Digest #140 2021-04-05

Contributions

[185] 2021-04-04 10:35:03 ruv wrote:

requestClarification - Stack effect of LEAVE during compilation

May LEAVE be implemented in such a way that its compilation semantics have stack effect ( C: do-sys1 i*x -- do-sys2 i*x )?

For illustration, LEAVE is implemented in this way in my DO LOOP over BEGIN UNTIL proof of concept. This PoC also relies on variable size of data objects of do-sys data type, but LEAVE can be also implemented in such a way that the size of do-sys1 is equal to the size of do-sys2.

Replies

[r626] 2021-04-04 01:53:23 MitraArdron replies:

proposal - EMIT and non-ASCII values

I don't think this proposal works for extended characters. While $a4 emit works for ä this explicitly doesn't work (if my understanding is correct) for unicode positions that are multicharacter in UTF8. You have to know at the point of emitting, what the expected coding is.

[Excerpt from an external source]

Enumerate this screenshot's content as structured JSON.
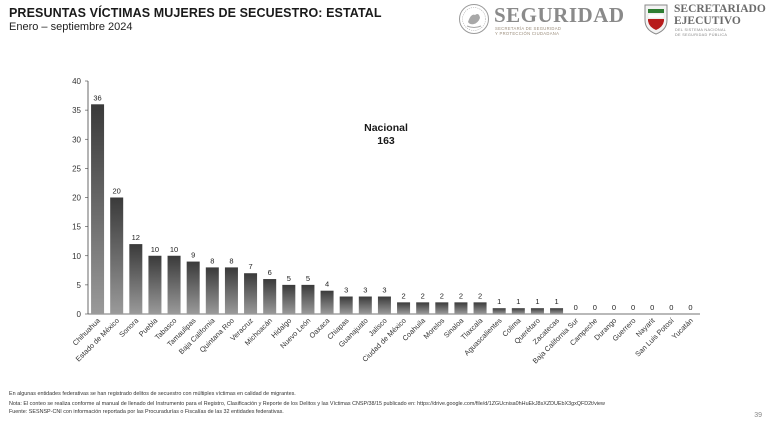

If we define it as UTF8 then EMIT can know that the byte is part of a multi-byte character, and hold it until it gets the next byte before passing to the operating system, but at the moment I don't believe that Forth 2012 is defined as UTF8, so a conformant system would have to emit that first byte (which I think will have its top bit set) as a character.

For webForth in C (on Arduino) I feed the characters to Serial.write which (I think) treats it as UTF8, but for webForth in Javascript I flip it around and the base primitive is TX!S which puts out a string - TYPE calls this directly, and EMIT passes a 1 character string, TX!S just passes it to the Javascript which is string oriented - I define the stream as UTF8 encoded at initialization. This is also a LOT faster than passing characters individually to a string oriented system anyway.

I'm not suggesting what I've done is the right solution - but I think any proposal understanding by someone with better understanding (than me, or the proposer of this) of how Unicode and UTF8 work before changes are made.


[r627] 2021-04-04 15:15:25 ruv replies:

proposal - EMIT and non-ASCII values

the wording and stack effect of EMIT suggests that EMIT should deal with (possibly extended) characters rather than raw bytes.

Yes, but 18.3.5 says: "IO words such as KEY, EMIT, [...] operate on pchars. Therefore, it is possible that these words read or write incomplete xchars, which are completed in the next consecutive operation(s)".

So if a system implements the optional Extended-Character word set then the argument of EMIT shall be pchar. I.e., it suggests that in such case EMIT cannot deal with extended characters (code points) that are not pchars. The problem is that if EMIT accepts code points that are not pchars then it cannot handle several calls with pchar as a single xchar, and vise versa — since pchar is a subset of xchar.

EMIT ( char -- )
Send char as raw byte to the user output device.

I would suggest to rely on primitive characters instead of bytes (since the Standard actually does not use "byte" notion):

EMIT ( pchar -- )
Send the primitive character pchar to the user output device.

Perhaps the primitive character data type (pchar) should be included into Table 3.1, since it's used in 3.1.2.3, and in A.6.1.1750. OTOH it's not clear what are the particular differences between the "primitive character" (pchar) and "character" (char) data types.

Existing practice

I tested SP-Forth/4 in Windows (by setting UTF-8 code page in the console via chcp 65001 command), and in Linux. The test:

HEX  C3 EMIT A4 EMIT

outputs ä

In SP-Forth the word EMIT is implemented via TYPE (that is via WRITE-FILE).

In the test

HEX  C3 EMIT  KEY DROP  A4 EMIT

we can see that after the first emit nothing is shown, and after the second emit the character ä is shown.


[r628] 2021-04-04 15:57:41 ruv replies:

proposal - EMIT and non-ASCII values

but for webForth in Javascript I flip it around and the base primitive is TX!S which puts out a string - TYPE calls this directly, and EMIT passes a 1 character string, TX!S just passes it to the Javascript which is string oriented - I define the stream as UTF8 encoded at initialization.

Regardless of the encoding in the source code files, JavaScript uses UTF-16 encoding for strings. When you set UTF-8 — it's only about the encoding of the source code file/stream.

So the possible options to support extended characters beyond pchar are:

  1. Define pchar size as 16 bits (an easy case), and use UTF-16. Also, use address units of 16 bits, or address units of 8 bits with environmental restrictions.
  2. Define pchar size as 8 bits and handle UTF-8 by yourself (to convert it into UTF-16).

Another option is to not support extended characters beyond pchar at all. In this case pchar size can be 8, 16, or 32 bits.